Wonderful! Know what happens next.  Do they pay on your site? Do you send them a link or invoice? Make it easy for them to pay you and be clear about what they can expect to happen next.  This is a big pothole I’ve seen people fall into where they book the clients then the clients are left confused and floundering, wondering what’s happening next.  Make sure to take care of your clients the entire way through the process – just because YOU know what’s going to happen next, doesn’t mean they do.

The more you get comfortable with your client intake process, the easier it is to run your business, because you stop reinventing the wheel every time someone expresses interest in working with you.  There are loads of places to create custom client experiences, your intake flow should not be one of them – it should a standard, professional process that guides your people to a YES, so you can get on to the best part, working with your clients and changing lives.

Put more you in your business

(regardless of your myers-brigg)

7 thoughts on “Recipe To Rock Your Intake Sessions + Book Yourself Solid

  1. Great article, thank you. I’m relieved to read that I’m already doing these things. One question, do you ask your clients straight up if they want to work with you at the end of your 15-20 minute complimentary sessions? I don’t. I tend to follow up through email a couple of days later. Maybe there’s a better way?

    • Hi Jade! Yes – by the end of the session we’ve talked about it. I set it up at the beginning “This time is for us to learn more about each other and decide if it’s right to work together.” And then at the end, “So what are you thinking? Is this what’s right for you and your business?” It’s generally very clear.

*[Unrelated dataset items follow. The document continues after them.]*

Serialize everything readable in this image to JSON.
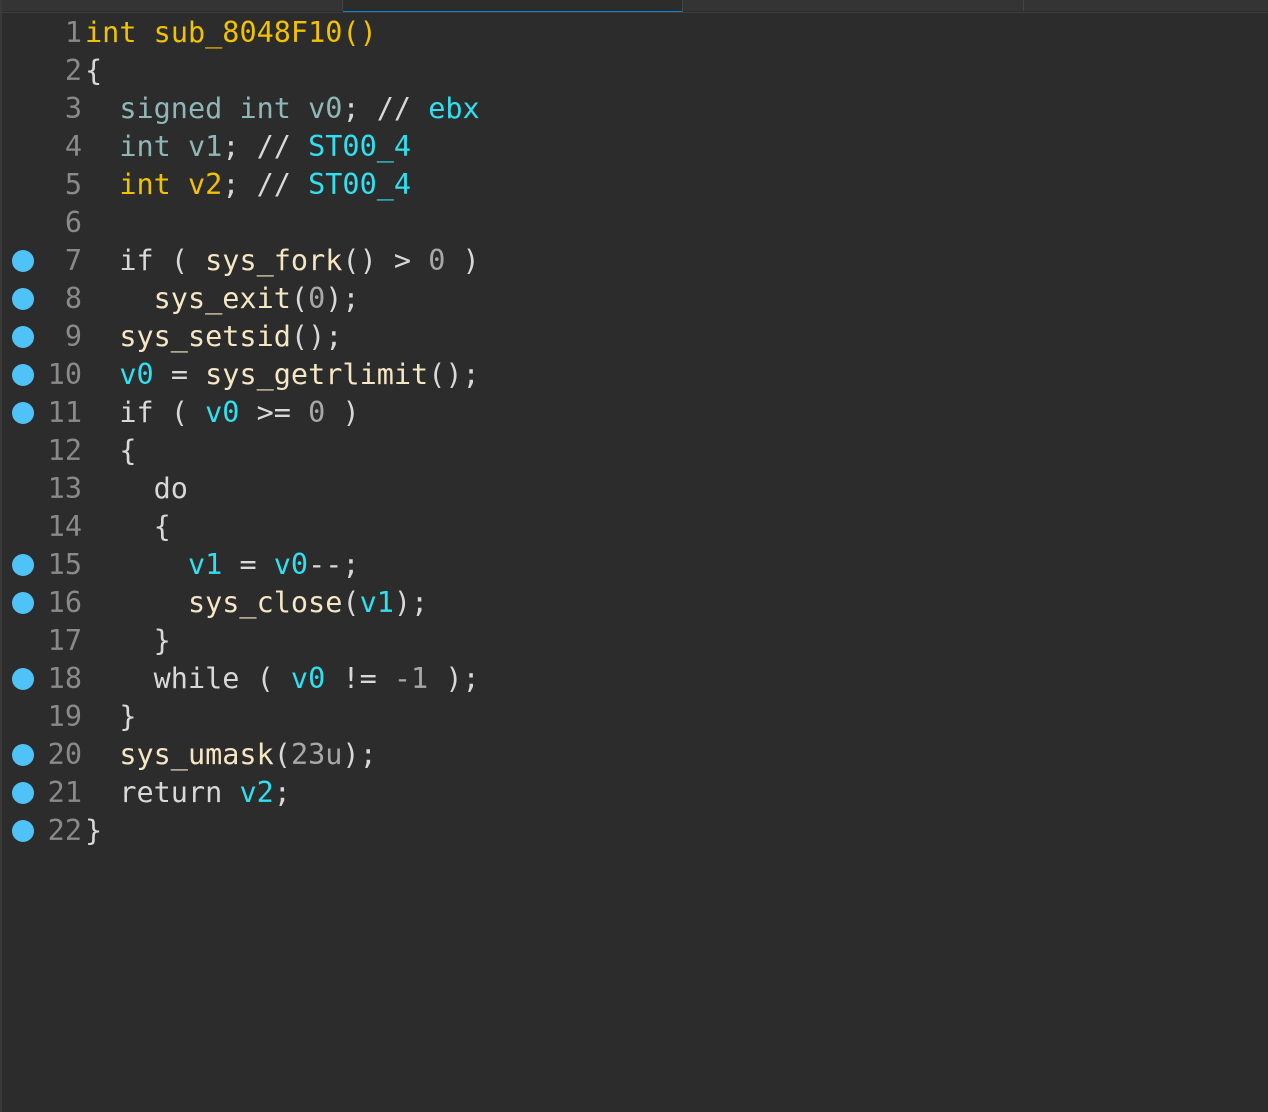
{
  "tabs": [
    "",
    "",
    ""
  ],
  "lines": [
    {
      "n": "1",
      "bp": false,
      "indent": 0,
      "tokens": [
        [
          "int",
          "kwy"
        ],
        [
          " ",
          ""
        ],
        [
          "sub_8048F10",
          "kwy"
        ],
        [
          "()",
          "kwy"
        ]
      ]
    },
    {
      "n": "2",
      "bp": false,
      "indent": 0,
      "tokens": [
        [
          "{",
          "op"
        ]
      ]
    },
    {
      "n": "3",
      "bp": false,
      "indent": 1,
      "tokens": [
        [
          "signed",
          "kw"
        ],
        [
          " ",
          ""
        ],
        [
          "int",
          "kw"
        ],
        [
          " ",
          ""
        ],
        [
          "v0",
          "kw"
        ],
        [
          "; // ",
          "op"
        ],
        [
          "ebx",
          "var"
        ]
      ]
    },
    {
      "n": "4",
      "bp": false,
      "indent": 1,
      "tokens": [
        [
          "int",
          "kw"
        ],
        [
          " ",
          ""
        ],
        [
          "v1",
          "kw"
        ],
        [
          "; // ",
          "op"
        ],
        [
          "ST00_4",
          "var"
        ]
      ]
    },
    {
      "n": "5",
      "bp": false,
      "indent": 1,
      "tokens": [
        [
          "int",
          "kwy"
        ],
        [
          " ",
          ""
        ],
        [
          "v2",
          "kwy"
        ],
        [
          "; // ",
          "op"
        ],
        [
          "ST00_4",
          "var"
        ]
      ]
    },
    {
      "n": "6",
      "bp": false,
      "indent": 0,
      "tokens": []
    },
    {
      "n": "7",
      "bp": true,
      "indent": 1,
      "tokens": [
        [
          "if",
          "op"
        ],
        [
          " ( ",
          "op"
        ],
        [
          "sys_fork",
          "fn"
        ],
        [
          "() > ",
          "op"
        ],
        [
          "0",
          "num"
        ],
        [
          " )",
          "op"
        ]
      ]
    },
    {
      "n": "8",
      "bp": true,
      "indent": 2,
      "tokens": [
        [
          "sys_exit",
          "fn"
        ],
        [
          "(",
          "op"
        ],
        [
          "0",
          "num"
        ],
        [
          ");",
          "op"
        ]
      ]
    },
    {
      "n": "9",
      "bp": true,
      "indent": 1,
      "tokens": [
        [
          "sys_setsid",
          "fn"
        ],
        [
          "();",
          "op"
        ]
      ]
    },
    {
      "n": "10",
      "bp": true,
      "indent": 1,
      "tokens": [
        [
          "v0",
          "var"
        ],
        [
          " = ",
          "op"
        ],
        [
          "sys_getrlimit",
          "fn"
        ],
        [
          "();",
          "op"
        ]
      ]
    },
    {
      "n": "11",
      "bp": true,
      "indent": 1,
      "tokens": [
        [
          "if",
          "op"
        ],
        [
          " ( ",
          "op"
        ],
        [
          "v0",
          "var"
        ],
        [
          " >= ",
          "op"
        ],
        [
          "0",
          "num"
        ],
        [
          " )",
          "op"
        ]
      ]
    },
    {
      "n": "12",
      "bp": false,
      "indent": 1,
      "tokens": [
        [
          "{",
          "op"
        ]
      ]
    },
    {
      "n": "13",
      "bp": false,
      "indent": 2,
      "tokens": [
        [
          "do",
          "op"
        ]
      ]
    },
    {
      "n": "14",
      "bp": false,
      "indent": 2,
      "tokens": [
        [
          "{",
          "op"
        ]
      ]
    },
    {
      "n": "15",
      "bp": true,
      "indent": 3,
      "tokens": [
        [
          "v1",
          "var"
        ],
        [
          " = ",
          "op"
        ],
        [
          "v0",
          "var"
        ],
        [
          "--;",
          "op"
        ]
      ]
    },
    {
      "n": "16",
      "bp": true,
      "indent": 3,
      "tokens": [
        [
          "sys_close",
          "fn"
        ],
        [
          "(",
          "op"
        ],
        [
          "v1",
          "var"
        ],
        [
          ");",
          "op"
        ]
      ]
    },
    {
      "n": "17",
      "bp": false,
      "indent": 2,
      "tokens": [
        [
          "}",
          "op"
        ]
      ]
    },
    {
      "n": "18",
      "bp": true,
      "indent": 2,
      "tokens": [
        [
          "while",
          "op"
        ],
        [
          " ( ",
          "op"
        ],
        [
          "v0",
          "var"
        ],
        [
          " != ",
          "op"
        ],
        [
          "-1",
          "num"
        ],
        [
          " );",
          "op"
        ]
      ]
    },
    {
      "n": "19",
      "bp": false,
      "indent": 1,
      "tokens": [
        [
          "}",
          "op"
        ]
      ]
    },
    {
      "n": "20",
      "bp": true,
      "indent": 1,
      "tokens": [
        [
          "sys_umask",
          "fn"
        ],
        [
          "(",
          "op"
        ],
        [
          "23u",
          "num"
        ],
        [
          ");",
          "op"
        ]
      ]
    },
    {
      "n": "21",
      "bp": true,
      "indent": 1,
      "tokens": [
        [
          "return",
          "op"
        ],
        [
          " ",
          ""
        ],
        [
          "v2",
          "var"
        ],
        [
          ";",
          "op"
        ]
      ]
    },
    {
      "n": "22",
      "bp": true,
      "indent": 0,
      "tokens": [
        [
          "}",
          "op"
        ]
      ]
    }
  ],
  "colors": {
    "background": "#2c2c2c",
    "breakpoint": "#4fc3f7",
    "keyword_yellow": "#f2c200",
    "variable": "#2fe0f0"
  }
}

      It’s either a YES, I am booking, or YES but I want to really feel into it for a few days to make sure it still feels right – in which case we talk about when they’d like to get a follow up email from me. If it’s a not right now or a no, I generally give them other resources that might help them get the results they’re looking for.

      So yeah, when we get off the phone we’ve talked about it and are on the same page for next steps. For me and my business, that works. It might not be the same for everyones, but I like it because it takes a lot of the guesswork out of it for me.